Monday, September 11, 2017

The Making of 'Pushpavrishti' aka 'God is in the details!'

I did not know it then, but 'Pushpavrishti' was to be four years in the making!

I first came to Shroff building for Anantchaturdashi in 2013.  Shroff building stands at a unique confluence of roads.  The Lalbaug flyover sweeps majestically past it.  The ganeshas appear as if by magic from under the flyover and as they pass Shroff building they are showered with petals, flowers and vermillion powder from a contraption in the sky.

The Ganesha festival symbolises man's life on earth.  Ganesha begins his own short life as a germ of an idea in a murtikar's brain.  The murti is then 'created', brought home, made alive by pooja and after a short stay the 'body' is immersed in the sea.  Thus symbolising our short stay on earth.

Shroff building does not have it's own Ganapathy but celebrates all the Ganapathys on their way to the sea by this unique shower of flowers as if from the heavens.

On the day of visarjan the roads are thrown open to the madding crowd which accompanies each Ganesha.  The photographer has to negotiate with and through this crowd to get a good vantage point from where he/she can click pictures of this chaotic order and it's progenitor - the Ganesha.

Humanity had the misfortune of inventing guns first and the camera second.  Much beauty would have been preserved had it been the other way around.  Because guns were invented first, photography inherited all the jargon of shooting without the associated violence.

As the great Ansel Adams said, “You don’t take a photograph, you make it.”  It took me four years to seek out and make this photo at the heart of Lalbaug.

The first step in making a picture is selecting the perfect vantage point.  The Merriam-Webster dictionary defines a vantage point as a place or position affording a good view of something.

At Shroff building the perfect vantage point for clicking a picture of the pushpavrishti is NOT Shroff building.  It is instead a point directly across the road in front of it, about ten meters ahead of it, towards Chinchpokli bridge.  My first two years were spent in negotiating the crowd and searching for the perfect vantage point.

The second step in clicking a picture is having the perfect gear for the vision in your mind.  For two years i had been clicking the same spectacle at Lalbaug and ennui had set in.  The time had come, I thought, to drill down into the spectacle.  What drew lakhs of devotees year after year to the same place to witness the same pushpavrishti?

After 9 days of feteing and feasting the Lord the devotees gather to gift Him a suitable sendoff - a shower of coloured, scented petals drifting down gossamer like on his head and soothingly sliding down His bare shoulders.  Yes, this is not a shower of whole flowers, but a shower of individual petals, lovingly teased out beforehand.  This was then the atom in the universe of Lalbaug, the petal in the crowd.  I wanted to capture this individual petal floating down onto the Lord and sliding down His shoulders.

Robert Capa once said, “If your pictures aren’t good enough, you’re not close enough.”  To capture an individual petal i either had to come closer to the Lord, an impossibility in the milling maddening crowd, or click Him from a safer distance zooming in with a telephoto lens.  I chose the latter so as not to be shaken by the crowd during the shoot.
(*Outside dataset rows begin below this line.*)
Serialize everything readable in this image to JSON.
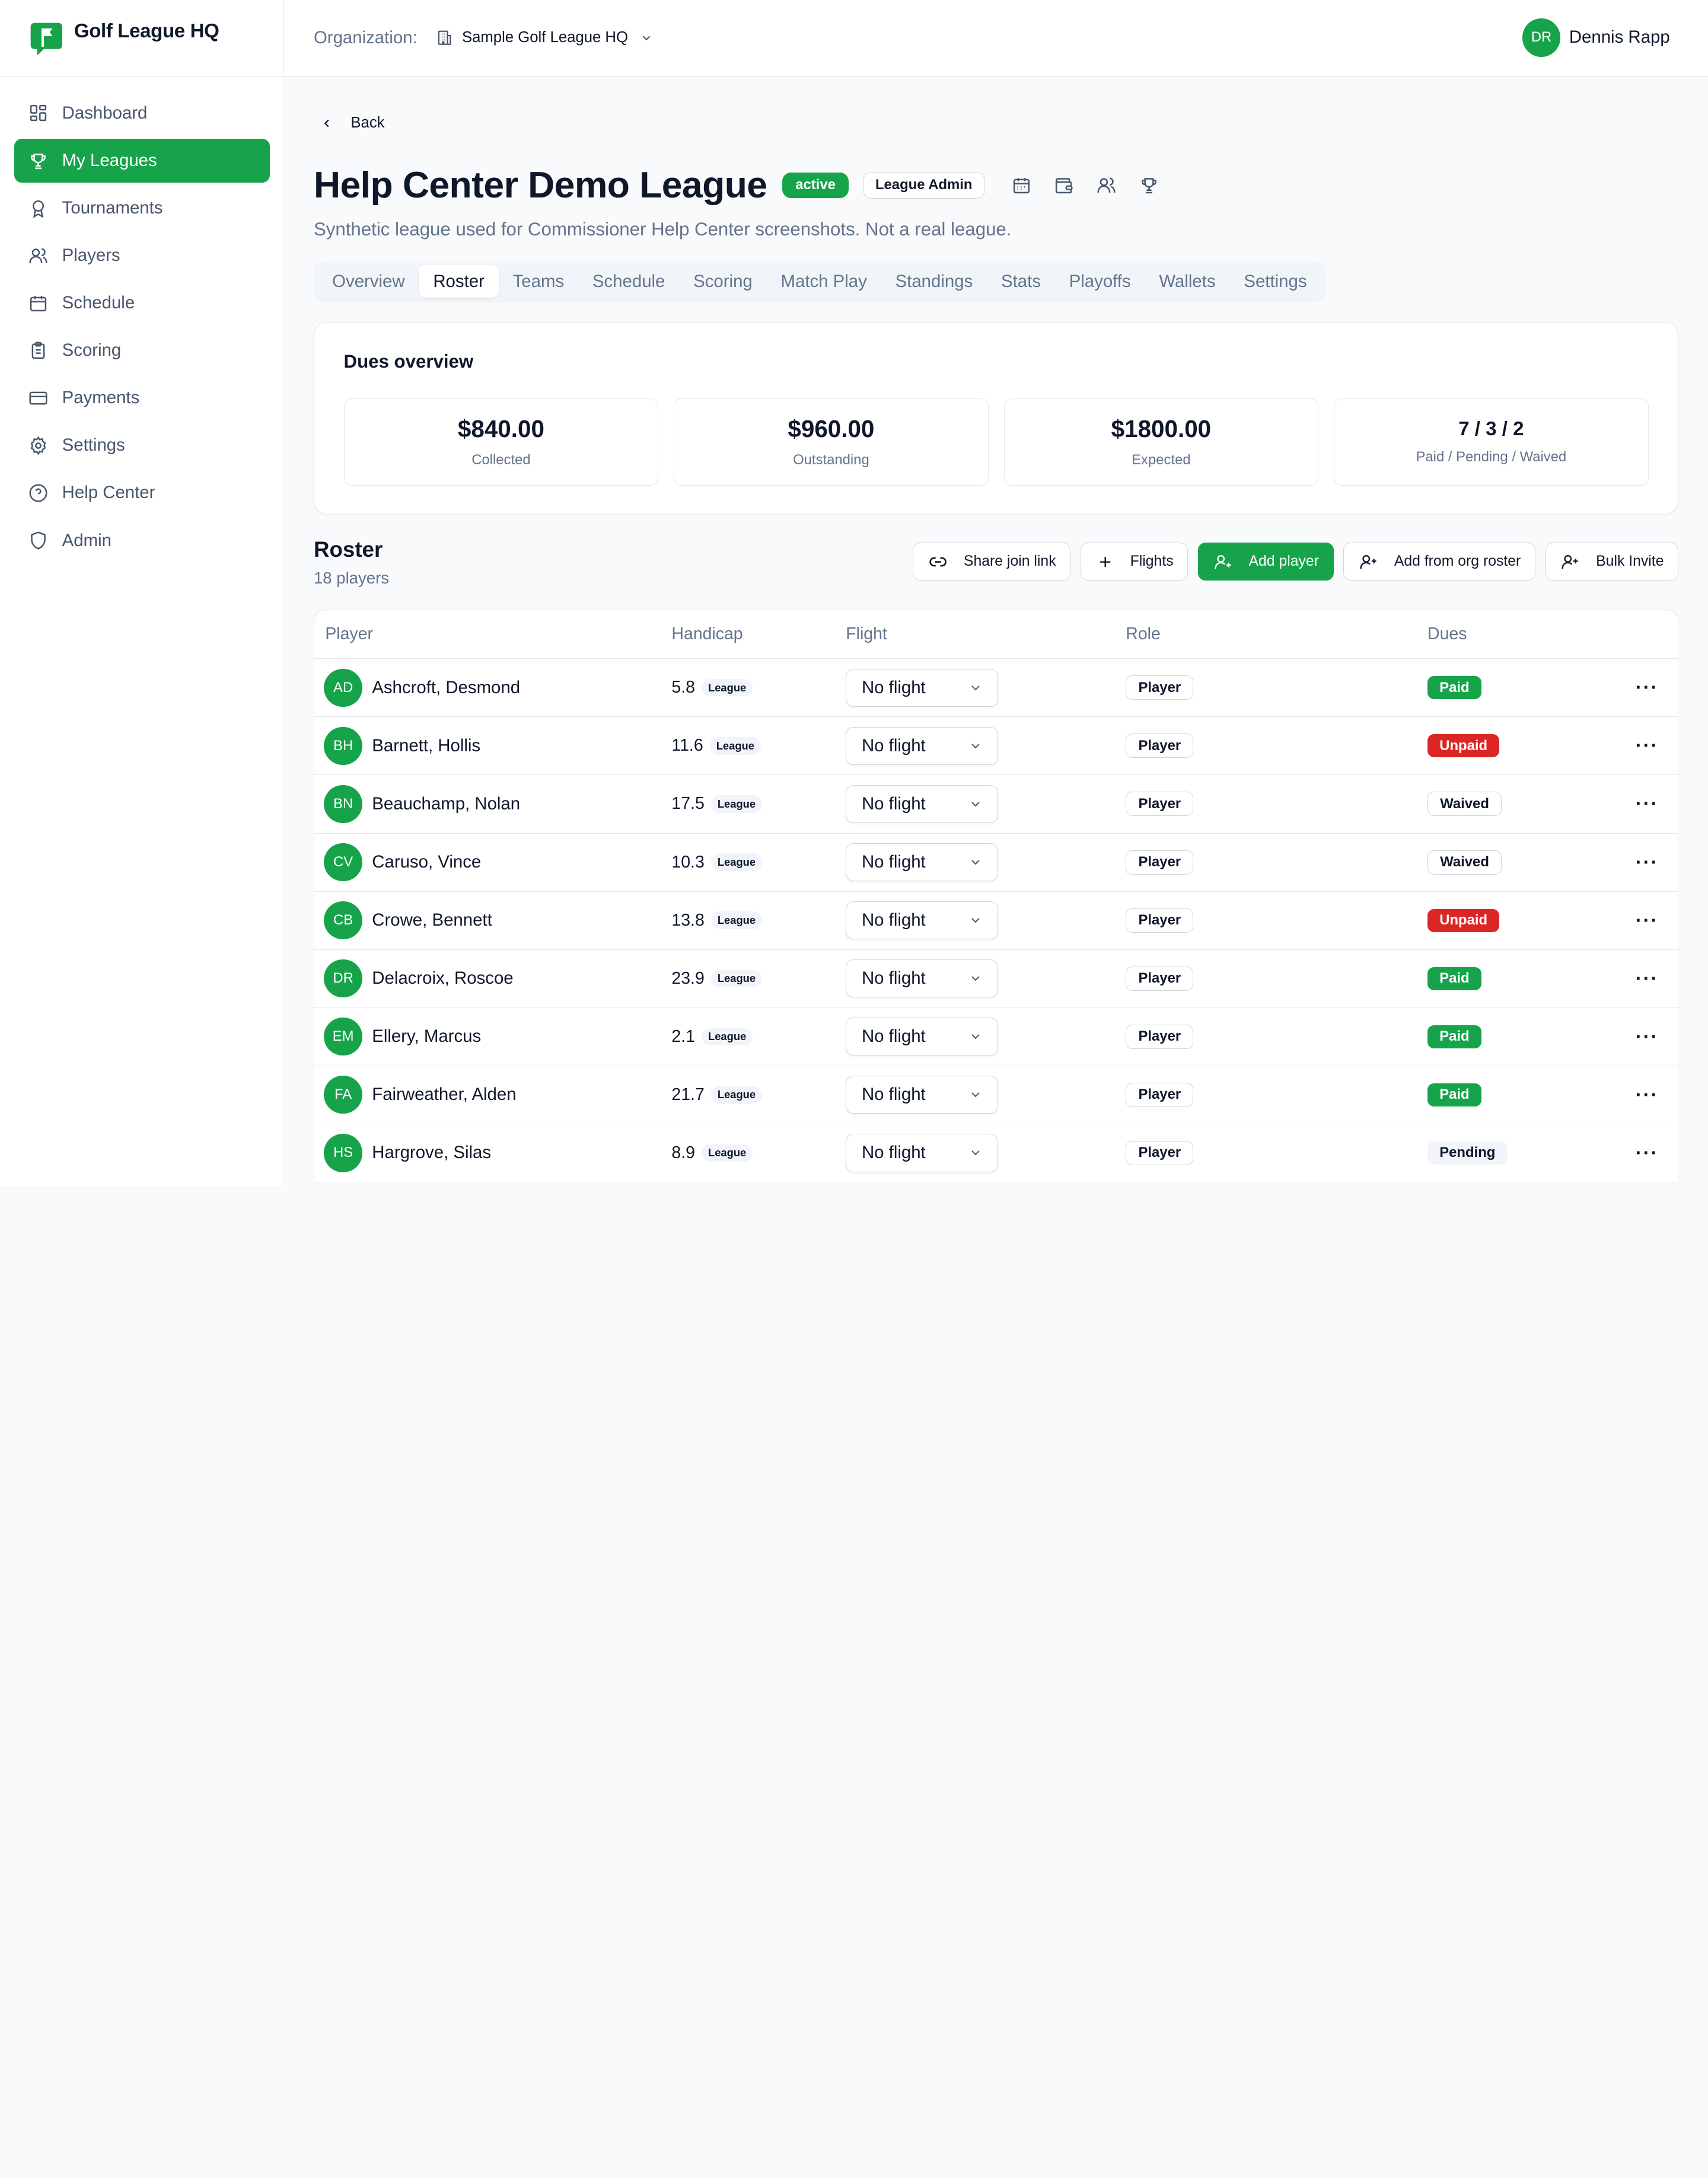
{
  "brand": {
    "name": "Golf League HQ",
    "logo_icon": "flag-icon",
    "color": "#16a34a"
  },
  "sidebar": {
    "items": [
      {
        "label": "Dashboard",
        "icon": "dashboard-icon",
        "active": false
      },
      {
        "label": "My Leagues",
        "icon": "trophy-icon",
        "active": true
      },
      {
        "label": "Tournaments",
        "icon": "award-icon",
        "active": false
      },
      {
        "label": "Players",
        "icon": "users-icon",
        "active": false
      },
      {
        "label": "Schedule",
        "icon": "calendar-icon",
        "active": false
      },
      {
        "label": "Scoring",
        "icon": "clipboard-icon",
        "active": false
      },
      {
        "label": "Payments",
        "icon": "credit-card-icon",
        "active": false
      },
      {
        "label": "Settings",
        "icon": "gear-icon",
        "active": false
      },
      {
        "label": "Help Center",
        "icon": "help-circle-icon",
        "active": false
      },
      {
        "label": "Admin",
        "icon": "shield-icon",
        "active": false
      }
    ]
  },
  "topbar": {
    "org_label": "Organization:",
    "org_name": "Sample Golf League HQ",
    "user_initials": "DR",
    "user_name": "Dennis Rapp"
  },
  "page": {
    "back_label": "Back",
    "title": "Help Center Demo League",
    "status_badge": "active",
    "role_badge": "League Admin",
    "subtitle": "Synthetic league used for Commissioner Help Center screenshots. Not a real league."
  },
  "tabs": [
    {
      "label": "Overview",
      "active": false
    },
    {
      "label": "Roster",
      "active": true
    },
    {
      "label": "Teams",
      "active": false
    },
    {
      "label": "Schedule",
      "active": false
    },
    {
      "label": "Scoring",
      "active": false
    },
    {
      "label": "Match Play",
      "active": false
    },
    {
      "label": "Standings",
      "active": false
    },
    {
      "label": "Stats",
      "active": false
    },
    {
      "label": "Playoffs",
      "active": false
    },
    {
      "label": "Wallets",
      "active": false
    },
    {
      "label": "Settings",
      "active": false
    }
  ],
  "dues": {
    "title": "Dues overview",
    "collected": {
      "value": "$840.00",
      "label": "Collected"
    },
    "outstanding": {
      "value": "$960.00",
      "label": "Outstanding"
    },
    "expected": {
      "value": "$1800.00",
      "label": "Expected"
    },
    "counts": {
      "value": "7 / 3 / 2",
      "label": "Paid / Pending / Waived"
    }
  },
  "roster": {
    "title": "Roster",
    "count": "18 players",
    "actions": {
      "share": "Share join link",
      "flights": "Flights",
      "add_player": "Add player",
      "add_from_org": "Add from org roster",
      "bulk_invite": "Bulk Invite"
    },
    "columns": {
      "player": "Player",
      "handicap": "Handicap",
      "flight": "Flight",
      "role": "Role",
      "dues": "Dues"
    },
    "rows": [
      {
        "initials": "AD",
        "name": "Ashcroft, Desmond",
        "handicap": "5.8",
        "hcp_tag": "League",
        "flight": "No flight",
        "role": "Player",
        "dues": "Paid",
        "dues_status": "paid"
      },
      {
        "initials": "BH",
        "name": "Barnett, Hollis",
        "handicap": "11.6",
        "hcp_tag": "League",
        "flight": "No flight",
        "role": "Player",
        "dues": "Unpaid",
        "dues_status": "unpaid"
      },
      {
        "initials": "BN",
        "name": "Beauchamp, Nolan",
        "handicap": "17.5",
        "hcp_tag": "League",
        "flight": "No flight",
        "role": "Player",
        "dues": "Waived",
        "dues_status": "waived"
      },
      {
        "initials": "CV",
        "name": "Caruso, Vince",
        "handicap": "10.3",
        "hcp_tag": "League",
        "flight": "No flight",
        "role": "Player",
        "dues": "Waived",
        "dues_status": "waived"
      },
      {
        "initials": "CB",
        "name": "Crowe, Bennett",
        "handicap": "13.8",
        "hcp_tag": "League",
        "flight": "No flight",
        "role": "Player",
        "dues": "Unpaid",
        "dues_status": "unpaid"
      },
      {
        "initials": "DR",
        "name": "Delacroix, Roscoe",
        "handicap": "23.9",
        "hcp_tag": "League",
        "flight": "No flight",
        "role": "Player",
        "dues": "Paid",
        "dues_status": "paid"
      },
      {
        "initials": "EM",
        "name": "Ellery, Marcus",
        "handicap": "2.1",
        "hcp_tag": "League",
        "flight": "No flight",
        "role": "Player",
        "dues": "Paid",
        "dues_status": "paid"
      },
      {
        "initials": "FA",
        "name": "Fairweather, Alden",
        "handicap": "21.7",
        "hcp_tag": "League",
        "flight": "No flight",
        "role": "Player",
        "dues": "Paid",
        "dues_status": "paid"
      },
      {
        "initials": "HS",
        "name": "Hargrove, Silas",
        "handicap": "8.9",
        "hcp_tag": "League",
        "flight": "No flight",
        "role": "Player",
        "dues": "Pending",
        "dues_status": "pending"
      }
    ]
  }
}
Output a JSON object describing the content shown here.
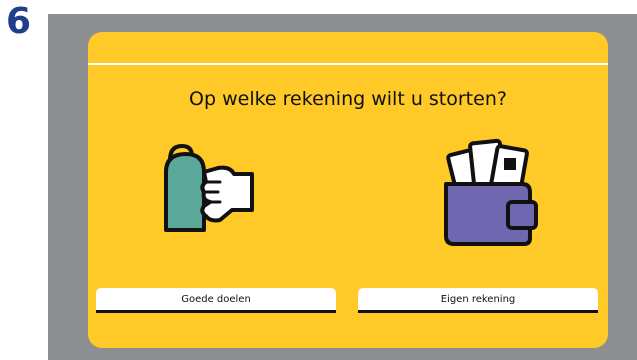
{
  "step": {
    "number": "6"
  },
  "screen": {
    "prompt": "Op welke rekening wilt u storten?",
    "options": [
      {
        "label": "Goede doelen",
        "icon": "charity-collection-box-icon"
      },
      {
        "label": "Eigen rekening",
        "icon": "wallet-icon"
      }
    ]
  },
  "colors": {
    "panel": "#ffc928",
    "frame": "#8c8e90",
    "step_number": "#1f3f8c",
    "box_teal": "#5aa89a",
    "wallet_purple": "#6f68b0"
  }
}
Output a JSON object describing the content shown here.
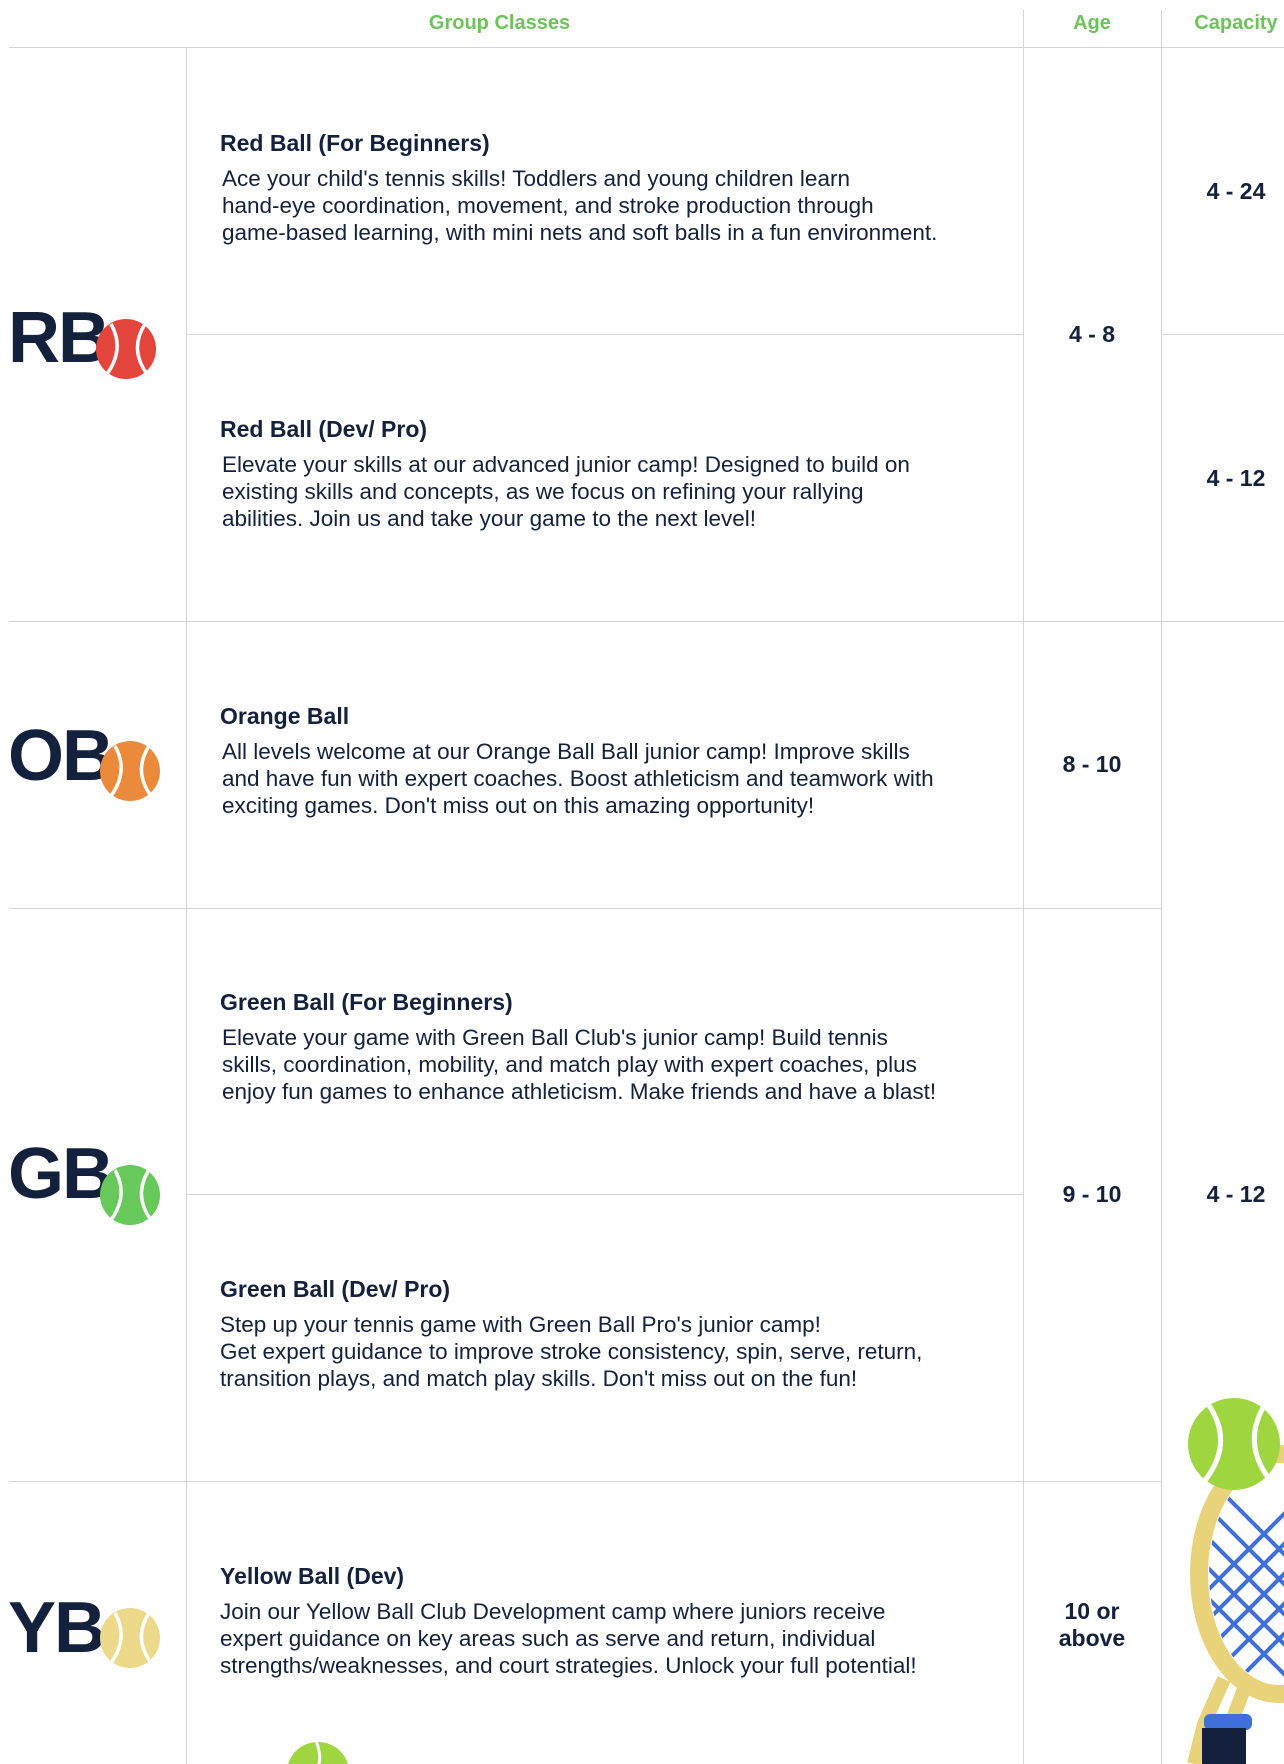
{
  "header": {
    "group_classes": "Group Classes",
    "age": "Age",
    "capacity": "Capacity"
  },
  "colors": {
    "accent_green": "#6bc35a",
    "navy": "#14213d",
    "red_ball": "#e3443c",
    "orange_ball": "#ec8a3c",
    "green_ball": "#66c95a",
    "yellow_ball": "#ecd98a"
  },
  "groups": [
    {
      "code": "RB",
      "icon": "red-tennis-ball-icon"
    },
    {
      "code": "OB",
      "icon": "orange-tennis-ball-icon"
    },
    {
      "code": "GB",
      "icon": "green-tennis-ball-icon"
    },
    {
      "code": "YB",
      "icon": "yellow-tennis-ball-icon"
    }
  ],
  "classes": [
    {
      "title": "Red Ball (For Beginners)",
      "lines": [
        "Ace your child's tennis skills! Toddlers and young children learn",
        "hand-eye coordination, movement, and stroke production through",
        "game-based learning, with mini nets and soft balls in a fun environment."
      ]
    },
    {
      "title": "Red Ball (Dev/ Pro)",
      "lines": [
        "Elevate your skills at our advanced junior camp! Designed to build on",
        "existing skills and concepts, as we focus on refining your rallying",
        "abilities. Join us and take your game to the next level!"
      ]
    },
    {
      "title": "Orange Ball",
      "lines": [
        "All levels welcome at our Orange Ball Ball junior camp! Improve skills",
        "and have fun with expert coaches. Boost athleticism and teamwork with",
        "exciting games. Don't miss out on this amazing opportunity!"
      ]
    },
    {
      "title": "Green Ball (For Beginners)",
      "lines": [
        "Elevate your game with Green Ball Club's junior camp! Build tennis",
        "skills, coordination, mobility, and match play with expert coaches, plus",
        "enjoy fun games to enhance athleticism. Make friends and have a blast!"
      ]
    },
    {
      "title": "Green Ball (Dev/ Pro)",
      "lines": [
        "Step up your tennis game with Green Ball Pro's junior camp!",
        "Get expert guidance to improve stroke consistency, spin, serve, return,",
        "transition plays, and match play skills. Don't miss out on the fun!"
      ]
    },
    {
      "title": "Yellow Ball (Dev)",
      "lines": [
        "Join our Yellow Ball Club Development camp where juniors receive",
        "expert guidance on key areas such as serve and return, individual",
        "strengths/weaknesses, and court strategies. Unlock your full potential!"
      ]
    }
  ],
  "ages": {
    "red": "4 - 8",
    "orange": "8 - 10",
    "green": "9 - 10",
    "yellow_line1": "10 or",
    "yellow_line2": "above"
  },
  "capacities": {
    "red_beginners": "4 - 24",
    "red_dev_pro": "4 - 12",
    "orange_green": "4 - 12"
  },
  "decor": {
    "racket": "tennis-racket-icon"
  }
}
By the third year i had assembled my perfect gear as per my modest serious hobbyist's budget and was all set to click when the heavens opened up and it rained all through the day!

The third step in clicking a picture is to balance your aperture, shutter speed and ISO settings to get the picture as close to the vision in your mind as possible, while ensuring the correct exposure.

Anantchaturdashi 2017 was a bright sunny day and i set out with high hopes of clicking a fastest shutter speed picture.  In order to freeze a falling petal or flower one needs a very fast shutter speed which in turn needs very bright ambient light.

To get individual petals to be seen it was necessary to zoom in at 600mm.  Zooming in at 600mm causes the depth of field to become wafer thin.  So one has to decrease the aperture to increase the depth of field.

If the ambient light is low one can achieve a fast shutter speed by jacking up the ISO, but this causes noise in the picture and hence is not desirable.  So the ISO was jacked up to maximum permissible level of 1600 as after that the noise would have come through.

Morever since the Ganeshas are about 5-6 feet broad one has to decrease the aperture to achieve a sufficient depth of field to get every petal pin sharp at that zoomed in focal length.  Decreasing the aperture means decreasing the amount of light let into the camera.  So having very bright ambient light helps.  After experimentation I settled on an aperture of F/10.

The fourth step was to frame the picture according to the vision in mind.  Since i had decided to use a zoom lens due to budgetary restrictions and wanted to capture the individual petal the decision was easy.

I decided to zoom in at maximum focal length to get a head and shoulders with trunk, portrait of the Lord.  To capture the falling petals I kept the camera on a high speed continuous shooting mode.  Zooming in at max allowed me to exclude all other distractions and focus only on the Lord and the petals.

That is how I captured the petal in the crowd, the atom of that Lalbag universe, as it floated down onto the Lord.